In contrast, sadness is associated with feelings of being disadvantaged, loss, despair, helplessness and sorrow. It may also be called psychological pain, mental pain, emotional pain, psychic pain, spiritual or soul pain, or suffering. Research suggests that physical pain and psychological pain are of the same origin [14]. Brain regions that were consistently found to be implicated in both types of pain are the anterior cingulated cortex and the prefrontal cortex, and this may extend to other regions as well [15]. The insular cortex, posterior cingulated cortex, thalamus, parahippocampal gyrus, basal ganglia and cerebellum have also been found to be involved in the pathophysiology of sadness [16]. Crying is often an indication of sadness.
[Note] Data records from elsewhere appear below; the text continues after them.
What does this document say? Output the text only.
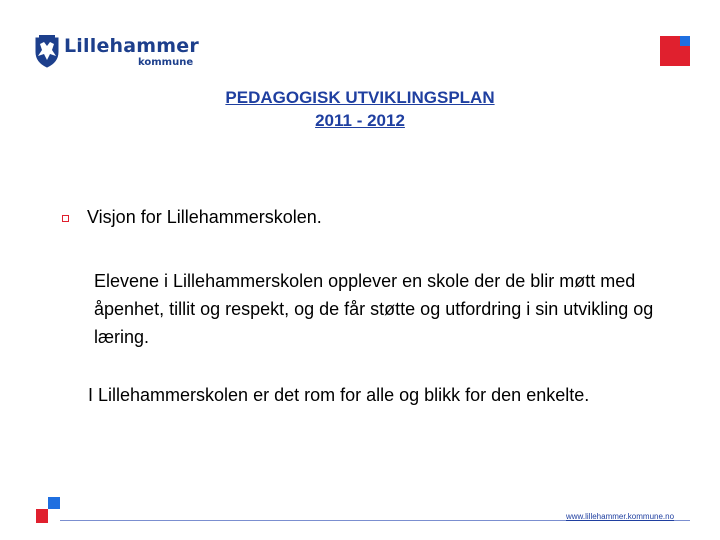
Lillehammer
kommune
PEDAGOGISK UTVIKLINGSPLAN
2011 - 2012
Visjon for Lillehammerskolen.
Elevene i Lillehammerskolen opplever en skole der de blir møtt med åpenhet, tillit og respekt, og de får støtte og utfordring i sin utvikling og læring.
I Lillehammerskolen er det rom for alle og blikk for den enkelte.
www.lillehammer.kommune.no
The causes of pathological laughing and crying syndrome can be classified in two ways: altered behavior associated with unmotivated happiness (Angelman syndrome, schizophrenia, mania, dementia) and interference with inhibitory/excitatory mechanisms (gelastic epilepsy, fou rire prodromique in strokes, multiple sclerosis, amyotrophic lateral sclerosis, Parkinson's disease and Parkinson-plus, traumatic injuries, tumors). Fou rire prodomique, or prodrome of crazy laughter, is a rare form of pathological laughter of unknown pathophysiology as the first manifestation of the stroke in the pons region [17].

According to an article published by Giacobbe and Flint [11], PLC is one of the most common post-stroke affective disorders. While the etiology of PLC in stroke patients is unknown, several physiological causes have been suggested, including lesion and imbalance in serotonergic neurotransmission. It should be noted that, in the absence of a unified definition and standardized method for diagnosing PLC used in studies cited below, conclusions must be drawn cautiously.

Lesion

As observed by Parvizi et al. in a review of the literature on the neuroanatomy of PLC, many conditions resulting in a clinical phenotype of PLC result in widespread damage to the brain, making it difficult to pinpoint regions implicated [18]. Imaging studies conducted in post-stroke patients do provide some evidence for areas that may by particularly implicated. In assessing the location of lesions in 148 post-stroke patients using MRI or CT, Kim and colleagues found that those individuals who experienced stroke in the lenticulocapsular region, basis pontis, medulla oblongata or the cerebellum were more likely to display emotional incontinence, including excessive or inappropriate laughter [19]. In a study of patients acute paramedian pontine infarcts, only those with paramedian basilar infarct were found to display pseudobulbar affect with pathological laughing [20]. Indeed, several studies provide evidence suggesting that damage to the base of the pons may be related—in particular, to the paramedian basis pontis region [3,21-23], where it has been suggested that damage may result in the disruption of descending pathways from the brain to the cerebellum and basis pontis [18].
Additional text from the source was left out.